Let's take healthcare as an example, the No. 1 issue the American
people care about. Our colleagues in the House passed a modest bill to
protect families from getting charged more if they have a preexisting
condition. It should be bipartisan, and most Republicans--or many of
the Senate Republicans say they agree with that policy when asked.
Well, we have a bill that does it, and what does Leader McConnell do?
He just deep-sixes it and sets aside another tombstone for his
legislative graveyard.
What about today's House vote on another set of healthcare bills to
protect people with preexisting conditions and help them sign up for
insurance? What is the fate of those bills in the Senate? Will Leader
McConnell sentence them to the same legislative death as all of these
other proposals or will Leader McConnell actually allow us to debate
something of great importance to the American people, to amend it, and
then vote on it? Hopefully it will pass. I believe it would.
What is Leader McConnell afraid of? Is he afraid the American people
will get protection from preexisting conditions? Is he afraid he might
anger some special interest? Is he afraid he might anger President
Trump? We have a higher obligation here.
Instead of debating those crucial pieces of legislation, Leader
McConnell has treated the Senate like a rubberstamp for the Trump
administration's often radical nominees. For 3 straight weeks, we have
only processed nominations, including several judges who are merely
unqualified ideologues or merely unqualified.
This matters. The judges we have heard from are narrow. Many have
offered bigoted remarks in the past, really bigoted. They are not who a
judge should be. A judge is supposed to walk in the plaintiff's shoes
and the defendant's shoes, and then come up with a decision that is
governed by existing law. These people are ideologues, many of them
stooges and acolytes for the Federalist Society. Now we have in Alabama
the most radical anti-abortion bill in the country, inviting a
challenge to Roe v. Wade in the courts. So the effort by the Republican
leader to remake the Federal judiciary into a conservative redoubt has
a direct impact on these legal challenges.

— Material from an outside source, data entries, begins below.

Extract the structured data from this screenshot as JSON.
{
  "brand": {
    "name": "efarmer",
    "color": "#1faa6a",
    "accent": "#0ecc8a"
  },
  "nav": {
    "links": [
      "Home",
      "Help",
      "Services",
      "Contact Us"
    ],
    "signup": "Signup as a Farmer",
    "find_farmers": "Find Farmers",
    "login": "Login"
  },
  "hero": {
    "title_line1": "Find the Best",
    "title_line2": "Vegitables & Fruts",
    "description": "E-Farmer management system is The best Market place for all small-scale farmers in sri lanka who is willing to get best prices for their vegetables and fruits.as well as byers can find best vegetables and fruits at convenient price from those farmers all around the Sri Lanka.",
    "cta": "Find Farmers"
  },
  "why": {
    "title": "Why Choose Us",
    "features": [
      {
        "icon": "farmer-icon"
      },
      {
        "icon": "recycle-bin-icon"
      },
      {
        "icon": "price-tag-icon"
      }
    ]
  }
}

If you ask most of the Republican Members in this Chamber ``Are you
for repealing Roe v. Wade, hook, line, and sinker?'' they would say,
no, they are not or they would mostly be silent; they would be afraid
to answer. Then they vote for judges who want to do it, either
frontally or by various deep cuts. When our Republican friends vote for
these radical, hard-right judges, they are saying they want to repeal
Roe v. Wade, even if they will not say it directly.
So I say to my colleagues, much as you prefer to remain silent on the
Alabama Republican abortion bill, your votes for the hard-right, anti-
Roe judges speak volumes--volumes. I would say the whole impetus of the
Alabama bill is now that we have very conservative, anti-Roe judges on
the Supreme Court, supported universally by the Members of the other
side, they feel they have the boldness to introduce a bill that
actually repeals Roe instead of just curbing it.